When you think of organization, does the word "perfection" ever come to mind?
As a recovering perfectionist, the pristine imagery of home organization that we tend to see in magazines was part of what intrigued me into figuring out what makes a space tick.
My perfectionist streak craved a home that reflected this level of organized perfection. I thought that this aesthetic perfection would create a soothing, peaceful space.
After years of renting, my husband and I finally became homeowners. This gave us the opportunity to invest in a space rather than make do with whatever we had when our living situation was short-term.
My perfectionist streak was so excited that the pristine aesthetic that I craved could finally be mine. At long last!
"Don't let perfect be the enemy of good."
What I ultimately found out was that living in "perfection" actually sucks. Far from supporting inner peace, it cranked up my anxiety.
This was the complete opposite of my motivation to declutter: to free myself up to live a big life. Now I know that nothing will keep you small like obsessing over perfection.
And anyway, it's pointless to try to create perfection in a living space. It is a living space, after all. It's not meant to stay frozen in time.
I'm not suggesting aesthetics aren't a worthwhile pursuit when getting organized. I believe that our souls have a deep need for beauty that is worth honoring.
At the same time, I encourage people to be mindful of perfectionism and find a balance that allows organizing systems to be sustainable for real life.
Sometimes when I work with clients, I observe that their efforts to get organized have failed because they've been unknowingly shooting for a level of perfection that cannot be reasonably maintained.
It's not because they're stupid, lazy or broken that they can't maintain their system.
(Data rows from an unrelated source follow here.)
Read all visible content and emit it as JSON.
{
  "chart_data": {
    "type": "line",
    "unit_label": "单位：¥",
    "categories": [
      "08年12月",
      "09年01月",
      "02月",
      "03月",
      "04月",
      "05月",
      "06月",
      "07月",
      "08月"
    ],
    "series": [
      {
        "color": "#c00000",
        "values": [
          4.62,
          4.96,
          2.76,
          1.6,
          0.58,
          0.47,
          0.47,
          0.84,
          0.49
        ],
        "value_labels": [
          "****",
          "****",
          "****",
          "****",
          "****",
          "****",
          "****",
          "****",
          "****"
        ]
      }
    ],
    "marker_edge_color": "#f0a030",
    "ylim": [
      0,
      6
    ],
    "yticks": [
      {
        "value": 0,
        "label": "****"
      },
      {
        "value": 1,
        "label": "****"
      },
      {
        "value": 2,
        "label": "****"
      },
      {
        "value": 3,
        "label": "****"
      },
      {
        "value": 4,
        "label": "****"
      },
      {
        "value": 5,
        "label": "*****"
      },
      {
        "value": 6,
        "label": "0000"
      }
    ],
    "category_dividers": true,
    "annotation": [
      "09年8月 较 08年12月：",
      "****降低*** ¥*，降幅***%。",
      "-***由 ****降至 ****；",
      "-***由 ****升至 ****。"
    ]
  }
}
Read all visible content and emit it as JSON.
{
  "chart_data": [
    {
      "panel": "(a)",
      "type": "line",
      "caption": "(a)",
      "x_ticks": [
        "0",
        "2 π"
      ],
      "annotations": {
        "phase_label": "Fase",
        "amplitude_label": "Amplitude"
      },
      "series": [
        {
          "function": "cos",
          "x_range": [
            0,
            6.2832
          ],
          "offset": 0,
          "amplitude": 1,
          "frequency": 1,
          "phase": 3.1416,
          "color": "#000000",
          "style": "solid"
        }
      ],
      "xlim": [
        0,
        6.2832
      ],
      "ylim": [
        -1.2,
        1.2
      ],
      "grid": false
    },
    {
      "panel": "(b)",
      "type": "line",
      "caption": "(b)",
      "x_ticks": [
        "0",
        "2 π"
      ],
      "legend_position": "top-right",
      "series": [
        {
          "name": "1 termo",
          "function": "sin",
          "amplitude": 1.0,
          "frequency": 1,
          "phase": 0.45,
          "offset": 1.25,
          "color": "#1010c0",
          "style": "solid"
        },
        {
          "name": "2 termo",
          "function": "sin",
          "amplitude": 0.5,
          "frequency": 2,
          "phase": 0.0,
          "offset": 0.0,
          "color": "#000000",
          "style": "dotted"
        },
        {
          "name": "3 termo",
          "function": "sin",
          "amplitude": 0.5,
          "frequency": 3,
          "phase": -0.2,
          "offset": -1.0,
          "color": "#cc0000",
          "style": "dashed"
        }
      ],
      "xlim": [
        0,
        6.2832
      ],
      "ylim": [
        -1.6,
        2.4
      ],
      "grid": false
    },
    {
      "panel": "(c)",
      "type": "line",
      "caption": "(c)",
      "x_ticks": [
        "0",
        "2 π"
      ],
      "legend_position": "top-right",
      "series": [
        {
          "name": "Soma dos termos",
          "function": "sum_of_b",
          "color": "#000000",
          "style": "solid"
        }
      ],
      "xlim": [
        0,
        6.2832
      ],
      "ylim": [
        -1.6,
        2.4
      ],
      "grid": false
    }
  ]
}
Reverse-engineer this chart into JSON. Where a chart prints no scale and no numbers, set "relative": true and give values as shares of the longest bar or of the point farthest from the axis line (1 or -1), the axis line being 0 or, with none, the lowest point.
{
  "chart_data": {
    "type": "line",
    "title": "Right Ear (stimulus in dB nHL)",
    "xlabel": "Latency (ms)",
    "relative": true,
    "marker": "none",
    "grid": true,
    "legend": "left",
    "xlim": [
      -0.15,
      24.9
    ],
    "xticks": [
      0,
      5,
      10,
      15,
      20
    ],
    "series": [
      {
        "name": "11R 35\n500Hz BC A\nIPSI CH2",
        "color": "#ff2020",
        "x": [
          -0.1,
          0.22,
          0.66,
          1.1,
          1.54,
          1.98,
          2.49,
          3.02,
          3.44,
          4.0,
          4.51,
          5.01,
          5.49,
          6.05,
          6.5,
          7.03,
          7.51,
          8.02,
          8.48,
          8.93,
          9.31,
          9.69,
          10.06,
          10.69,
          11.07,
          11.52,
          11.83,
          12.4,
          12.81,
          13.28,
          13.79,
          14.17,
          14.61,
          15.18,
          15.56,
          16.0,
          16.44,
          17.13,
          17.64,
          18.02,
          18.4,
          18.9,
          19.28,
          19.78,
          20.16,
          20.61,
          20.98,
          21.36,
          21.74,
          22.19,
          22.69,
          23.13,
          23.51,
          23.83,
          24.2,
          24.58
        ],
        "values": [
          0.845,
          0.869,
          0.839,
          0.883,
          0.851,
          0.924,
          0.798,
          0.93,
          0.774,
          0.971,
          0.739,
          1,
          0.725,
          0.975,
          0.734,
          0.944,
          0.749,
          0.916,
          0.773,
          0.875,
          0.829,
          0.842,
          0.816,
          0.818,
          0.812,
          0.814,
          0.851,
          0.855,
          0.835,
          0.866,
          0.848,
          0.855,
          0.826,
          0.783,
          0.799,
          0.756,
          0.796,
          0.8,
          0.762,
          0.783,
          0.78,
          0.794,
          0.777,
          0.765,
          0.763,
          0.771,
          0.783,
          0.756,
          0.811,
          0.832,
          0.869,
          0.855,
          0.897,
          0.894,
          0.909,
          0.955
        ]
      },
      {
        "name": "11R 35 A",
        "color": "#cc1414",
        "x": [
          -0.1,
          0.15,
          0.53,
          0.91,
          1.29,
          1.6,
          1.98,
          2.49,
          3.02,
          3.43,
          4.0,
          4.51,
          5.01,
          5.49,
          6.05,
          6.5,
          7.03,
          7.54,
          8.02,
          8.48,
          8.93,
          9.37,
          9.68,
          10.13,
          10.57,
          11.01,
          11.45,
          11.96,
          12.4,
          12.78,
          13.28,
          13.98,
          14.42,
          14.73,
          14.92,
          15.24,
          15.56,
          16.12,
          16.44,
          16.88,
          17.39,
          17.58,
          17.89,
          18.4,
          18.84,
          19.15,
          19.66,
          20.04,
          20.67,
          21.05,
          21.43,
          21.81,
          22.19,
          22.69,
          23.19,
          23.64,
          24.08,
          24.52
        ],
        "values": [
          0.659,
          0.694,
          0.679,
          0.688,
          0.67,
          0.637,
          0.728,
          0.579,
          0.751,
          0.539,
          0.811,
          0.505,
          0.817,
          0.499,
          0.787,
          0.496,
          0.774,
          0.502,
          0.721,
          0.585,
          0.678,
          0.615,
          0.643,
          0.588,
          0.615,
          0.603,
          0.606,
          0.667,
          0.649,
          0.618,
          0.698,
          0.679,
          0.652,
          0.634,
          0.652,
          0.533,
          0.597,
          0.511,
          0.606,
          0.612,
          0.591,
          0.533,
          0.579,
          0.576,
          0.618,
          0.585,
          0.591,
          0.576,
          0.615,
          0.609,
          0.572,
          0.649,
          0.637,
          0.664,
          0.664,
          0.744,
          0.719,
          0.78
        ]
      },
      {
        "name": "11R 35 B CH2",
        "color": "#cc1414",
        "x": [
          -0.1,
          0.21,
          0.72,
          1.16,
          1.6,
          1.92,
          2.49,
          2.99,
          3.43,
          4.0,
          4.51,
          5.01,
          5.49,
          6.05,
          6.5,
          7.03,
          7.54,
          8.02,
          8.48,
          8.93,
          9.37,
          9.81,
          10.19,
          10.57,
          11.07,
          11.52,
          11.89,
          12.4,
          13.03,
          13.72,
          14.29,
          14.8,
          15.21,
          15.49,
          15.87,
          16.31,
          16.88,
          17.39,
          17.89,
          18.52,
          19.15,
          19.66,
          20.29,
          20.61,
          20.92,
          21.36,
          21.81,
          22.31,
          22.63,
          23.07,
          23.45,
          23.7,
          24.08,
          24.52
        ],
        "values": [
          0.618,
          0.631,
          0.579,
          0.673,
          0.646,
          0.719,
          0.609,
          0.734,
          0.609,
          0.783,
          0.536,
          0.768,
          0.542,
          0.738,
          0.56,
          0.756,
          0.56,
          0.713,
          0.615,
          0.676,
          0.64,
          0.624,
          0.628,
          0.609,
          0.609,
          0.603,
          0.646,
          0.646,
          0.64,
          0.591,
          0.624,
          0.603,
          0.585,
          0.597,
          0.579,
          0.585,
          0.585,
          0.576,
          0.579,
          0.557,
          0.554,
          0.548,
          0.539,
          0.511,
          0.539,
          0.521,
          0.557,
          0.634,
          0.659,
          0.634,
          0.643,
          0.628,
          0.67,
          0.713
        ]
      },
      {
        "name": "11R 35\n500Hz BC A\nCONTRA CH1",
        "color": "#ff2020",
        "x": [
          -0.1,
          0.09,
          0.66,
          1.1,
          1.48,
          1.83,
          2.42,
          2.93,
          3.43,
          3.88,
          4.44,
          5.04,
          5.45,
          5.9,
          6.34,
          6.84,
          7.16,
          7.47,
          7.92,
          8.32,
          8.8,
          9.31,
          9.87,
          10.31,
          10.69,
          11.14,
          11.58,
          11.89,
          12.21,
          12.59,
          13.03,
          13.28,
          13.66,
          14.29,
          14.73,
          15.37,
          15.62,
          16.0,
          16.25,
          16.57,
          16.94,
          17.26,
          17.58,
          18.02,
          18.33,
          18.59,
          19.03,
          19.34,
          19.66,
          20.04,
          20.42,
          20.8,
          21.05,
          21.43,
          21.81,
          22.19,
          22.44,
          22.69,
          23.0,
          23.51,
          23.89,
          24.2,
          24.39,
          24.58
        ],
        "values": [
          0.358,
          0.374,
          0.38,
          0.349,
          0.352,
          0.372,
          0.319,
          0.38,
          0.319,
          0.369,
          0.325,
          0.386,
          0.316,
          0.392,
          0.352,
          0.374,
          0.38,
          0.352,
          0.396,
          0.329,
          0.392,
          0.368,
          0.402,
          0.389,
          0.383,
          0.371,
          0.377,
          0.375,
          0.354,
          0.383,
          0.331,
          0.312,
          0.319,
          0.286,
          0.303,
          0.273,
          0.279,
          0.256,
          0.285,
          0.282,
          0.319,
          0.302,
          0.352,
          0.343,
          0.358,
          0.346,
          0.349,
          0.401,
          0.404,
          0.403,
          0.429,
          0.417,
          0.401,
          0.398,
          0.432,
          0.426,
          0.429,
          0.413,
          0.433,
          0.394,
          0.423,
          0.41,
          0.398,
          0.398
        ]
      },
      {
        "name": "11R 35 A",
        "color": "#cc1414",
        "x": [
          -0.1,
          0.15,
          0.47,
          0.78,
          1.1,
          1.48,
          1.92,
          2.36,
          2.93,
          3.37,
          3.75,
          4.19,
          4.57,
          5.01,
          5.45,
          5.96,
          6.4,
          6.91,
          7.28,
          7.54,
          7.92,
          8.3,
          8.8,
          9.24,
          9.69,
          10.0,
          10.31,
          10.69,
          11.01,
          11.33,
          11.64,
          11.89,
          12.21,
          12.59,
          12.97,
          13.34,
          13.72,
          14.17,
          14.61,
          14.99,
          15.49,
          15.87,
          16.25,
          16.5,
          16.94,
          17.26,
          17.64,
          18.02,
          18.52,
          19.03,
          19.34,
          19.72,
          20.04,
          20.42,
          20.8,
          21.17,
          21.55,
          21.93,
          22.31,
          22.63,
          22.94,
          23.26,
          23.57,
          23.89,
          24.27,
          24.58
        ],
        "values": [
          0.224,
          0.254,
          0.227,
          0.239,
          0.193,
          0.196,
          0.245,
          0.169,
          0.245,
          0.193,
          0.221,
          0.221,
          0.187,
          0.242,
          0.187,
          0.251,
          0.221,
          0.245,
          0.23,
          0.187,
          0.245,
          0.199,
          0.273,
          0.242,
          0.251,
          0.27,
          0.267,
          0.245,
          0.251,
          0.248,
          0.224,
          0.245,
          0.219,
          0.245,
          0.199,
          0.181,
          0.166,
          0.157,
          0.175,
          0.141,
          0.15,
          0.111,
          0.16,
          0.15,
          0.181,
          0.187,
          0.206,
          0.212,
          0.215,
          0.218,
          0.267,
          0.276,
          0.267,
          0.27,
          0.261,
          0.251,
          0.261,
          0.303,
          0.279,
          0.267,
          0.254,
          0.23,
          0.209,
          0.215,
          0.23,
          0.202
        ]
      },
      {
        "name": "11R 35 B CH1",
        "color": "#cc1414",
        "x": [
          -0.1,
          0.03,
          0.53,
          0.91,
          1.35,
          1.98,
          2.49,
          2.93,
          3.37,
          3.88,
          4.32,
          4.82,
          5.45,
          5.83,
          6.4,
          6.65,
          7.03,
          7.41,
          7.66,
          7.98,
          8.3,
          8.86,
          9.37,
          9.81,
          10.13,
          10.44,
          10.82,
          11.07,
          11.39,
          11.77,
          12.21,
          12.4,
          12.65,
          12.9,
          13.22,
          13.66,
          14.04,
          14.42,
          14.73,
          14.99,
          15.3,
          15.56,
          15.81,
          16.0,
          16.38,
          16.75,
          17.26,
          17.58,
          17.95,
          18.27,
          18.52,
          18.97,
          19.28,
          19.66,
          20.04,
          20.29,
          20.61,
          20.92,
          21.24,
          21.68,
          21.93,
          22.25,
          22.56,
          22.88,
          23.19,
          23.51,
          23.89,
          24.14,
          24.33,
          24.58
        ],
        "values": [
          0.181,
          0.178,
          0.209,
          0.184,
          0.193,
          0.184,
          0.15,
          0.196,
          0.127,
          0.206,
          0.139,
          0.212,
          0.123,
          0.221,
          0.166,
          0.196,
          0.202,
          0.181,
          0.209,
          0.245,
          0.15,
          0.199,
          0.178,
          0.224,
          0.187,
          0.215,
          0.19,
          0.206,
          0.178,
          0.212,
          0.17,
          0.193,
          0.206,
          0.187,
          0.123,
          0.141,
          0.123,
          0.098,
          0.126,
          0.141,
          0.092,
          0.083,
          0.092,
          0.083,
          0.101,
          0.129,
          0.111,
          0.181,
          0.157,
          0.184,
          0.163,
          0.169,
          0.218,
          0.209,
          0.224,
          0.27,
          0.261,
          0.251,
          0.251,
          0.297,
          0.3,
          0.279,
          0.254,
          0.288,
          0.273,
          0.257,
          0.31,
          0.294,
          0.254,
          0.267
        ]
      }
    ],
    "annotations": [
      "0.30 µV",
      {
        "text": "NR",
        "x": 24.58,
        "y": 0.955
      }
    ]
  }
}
That couldn't be further from the truth. They just have more important things to do than keep up with petty details that don’t provide value to their lives.
They may have a perfectionist streak like me, or they just came across one of the many overcomplicated organizing "solutions" out there that look organized but aren't simple enough to keep up with.
On the other hand, some people resist getting organized because they do associate home organization with perfectionism and fear that getting organized with take the spontaneity out of their life.
In my opinion, the best organizing systems are easier to use than not.
Think about a kitchen that has both a dishwasher and a sink. You finish eating and you go to put your dirty dishes away. Do you pile them up in the sink, so you can put them in the dishwasher later (I used to do this)? Or do you skip the step of putting them in the sink and place them directly in the dishwasher?
An effective organizing system is like removing that middle step of putting your dishes in the sink and putting them straight in the dishwasher. Sure, it takes some time and effort up front to change the habit, but once you've changed the habit, you have less work for yourself.
That's the whole point of being organized - to make the work of your daily life simpler.
It's important to know that a lot of the home organization imagery out is just that - imagery. The casual viewer can't tell if it's an actual system and not just a still life meant to give an impression of organization. Likewise, if it is a picture of an actual organizing system, who is to say if it lasted more than two weeks before it fell apart.
Do you suspect that perfectionism might be in the way of getting organized, staying organized, and feeling at ease in your space? Take a moment to reflect on the below questions, perhaps in a journal if that's your thing:
Why do you want to be organized?
How do you want to feel in your space?
How do you want to feel as you go about your daily life?
What does organization mean to you?
The more you bring awareness and strengthen your connection to your true motivations, the more you'll be able to recognize and overcome your perfectionist streak, so you can live the big life you were meant to live.